Estava (e estou) empenhado em denunciar o lado marginal do futebol que ainda tem tantos apaniguados e protectores.

No caso extremo do futebol, os clubes têm ao seu serviço gente que o analista RUI CALAFATE (CNN PT) apelida e muito bem de ‘exércitos de nojo’, pagos para fazerem o trabalho sujo, seja através das televisões desses clubes, seja através das redes sociais e da internet.

Não há antídoto contra isto porque os principais responsáveis dos clubes, os seus líderes, não amam a liberdade, não respeitem a liberdade, fazem tudo para ‘livremente’ a assassinarem.

São eles que estão por trás dos tais ‘exércitos de nojo’ e sentem-se protegidos porque, em Portugal, meter esta gente na prisão é uma ameaça a cada um dos membros da família de juizes e polícias.

Não há armas para tantos. Não há resistência psicológica que valha a coragem. E por isso este lindo País tem as mãos atadas. Não protege ninguém.

Não somos um país livre, acreditem. Vê-se até pelo comportamento das pessoas na internet. Espreitam, acabam por participar no trabalho sujo e não se comprometem.
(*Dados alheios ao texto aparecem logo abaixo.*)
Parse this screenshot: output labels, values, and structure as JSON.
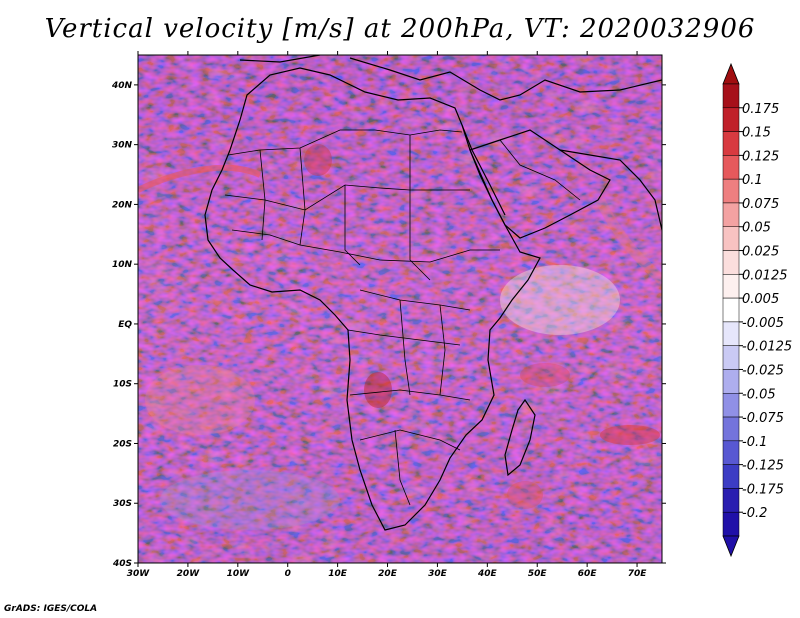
{
  "title": "Vertical velocity [m/s] at 200hPa, VT: 2020032906",
  "credit": "GrADS: IGES/COLA",
  "map": {
    "lon_range": [
      -30,
      75
    ],
    "lat_range": [
      -40,
      45
    ],
    "lat_ticks": [
      {
        "value": 40,
        "label": "40N"
      },
      {
        "value": 30,
        "label": "30N"
      },
      {
        "value": 20,
        "label": "20N"
      },
      {
        "value": 10,
        "label": "10N"
      },
      {
        "value": 0,
        "label": "EQ"
      },
      {
        "value": -10,
        "label": "10S"
      },
      {
        "value": -20,
        "label": "20S"
      },
      {
        "value": -30,
        "label": "30S"
      },
      {
        "value": -40,
        "label": "40S"
      }
    ],
    "lon_ticks": [
      {
        "value": -30,
        "label": "30W"
      },
      {
        "value": -20,
        "label": "20W"
      },
      {
        "value": -10,
        "label": "10W"
      },
      {
        "value": 0,
        "label": "0"
      },
      {
        "value": 10,
        "label": "10E"
      },
      {
        "value": 20,
        "label": "20E"
      },
      {
        "value": 30,
        "label": "30E"
      },
      {
        "value": 40,
        "label": "40E"
      },
      {
        "value": 50,
        "label": "50E"
      },
      {
        "value": 60,
        "label": "60E"
      },
      {
        "value": 70,
        "label": "70E"
      }
    ]
  },
  "colorbar": {
    "levels": [
      {
        "label": "0.175",
        "color": "#a6101a"
      },
      {
        "label": "0.15",
        "color": "#c0202a"
      },
      {
        "label": "0.125",
        "color": "#d83a40"
      },
      {
        "label": "0.1",
        "color": "#e6595c"
      },
      {
        "label": "0.075",
        "color": "#ee7f80"
      },
      {
        "label": "0.05",
        "color": "#f3a2a2"
      },
      {
        "label": "0.025",
        "color": "#f8c3c2"
      },
      {
        "label": "0.0125",
        "color": "#fbdedd"
      },
      {
        "label": "0.005",
        "color": "#fdf0ef"
      },
      {
        "label": "-0.005",
        "color": "#ffffff"
      },
      {
        "label": "-0.0125",
        "color": "#e6e6fb"
      },
      {
        "label": "-0.025",
        "color": "#cacaf4"
      },
      {
        "label": "-0.05",
        "color": "#aeaeee"
      },
      {
        "label": "-0.075",
        "color": "#9090e6"
      },
      {
        "label": "-0.1",
        "color": "#7474dc"
      },
      {
        "label": "-0.125",
        "color": "#5858d2"
      },
      {
        "label": "-0.175",
        "color": "#3c3cc4"
      },
      {
        "label": "-0.2",
        "color": "#2a1eb0"
      }
    ],
    "top_color": "#a00e10",
    "bottom_color": "#2010a8"
  }
}
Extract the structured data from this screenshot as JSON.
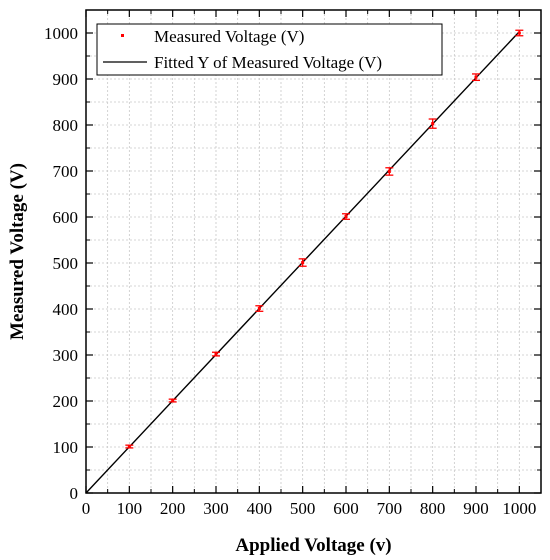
{
  "chart_data": {
    "type": "scatter",
    "title": "",
    "xlabel": "Applied Voltage (v)",
    "ylabel": "Measured Voltage (V)",
    "xlim": [
      0,
      1050
    ],
    "ylim": [
      0,
      1050
    ],
    "xticks": [
      0,
      100,
      200,
      300,
      400,
      500,
      600,
      700,
      800,
      900,
      1000
    ],
    "yticks": [
      0,
      100,
      200,
      300,
      400,
      500,
      600,
      700,
      800,
      900,
      1000
    ],
    "grid": true,
    "legend_position": "top-left",
    "series": [
      {
        "name": "Measured Voltage (V)",
        "kind": "scatter-with-error-bars",
        "color": "#ff0000",
        "x": [
          100,
          200,
          300,
          400,
          500,
          600,
          700,
          800,
          900,
          1000
        ],
        "y": [
          101,
          201,
          302,
          401,
          501,
          601,
          699,
          803,
          904,
          1000
        ],
        "yerr": [
          3,
          3,
          4,
          6,
          8,
          6,
          8,
          10,
          7,
          6
        ]
      },
      {
        "name": "Fitted Y of Measured Voltage (V)",
        "kind": "line",
        "color": "#000000",
        "x": [
          0,
          1000
        ],
        "y": [
          0,
          1003
        ]
      }
    ]
  }
}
Sim, tenho a alma cravejada de nódoas negras, tenho as omoplatas doridas de tantas pancadinhas de amor, em nome da solidariedade, e as ameaças, em momentos mais quentes, não páram.

Vais ter, CLARA, e agora, a compreensão dos nossos pequenos mundos. Nós estamos sempre na iminência de nos dizerem que te puseste a jeito, no teu caso apenas por teres um rosto e uma alma bonitos. Mas se de repente mudares o rosto e fizeres um update da alma haverá sempre quem embirre com a armação dos teus óculos ou a cor dos teus sapatos.

O stalking é um problema social e a sua criminalização passou a estar prevista no Código Penal Português . Os crimes contra a liberdade pessoal podem dar 3 anos de prisão.

É pouco, muito pouco, mesmo nada, quando temos de privar, em democracia, contra a falta de liberdade. É preciso não confundir pessoas doentes (que precisam de ajuda) com pessoas que promovem o crime.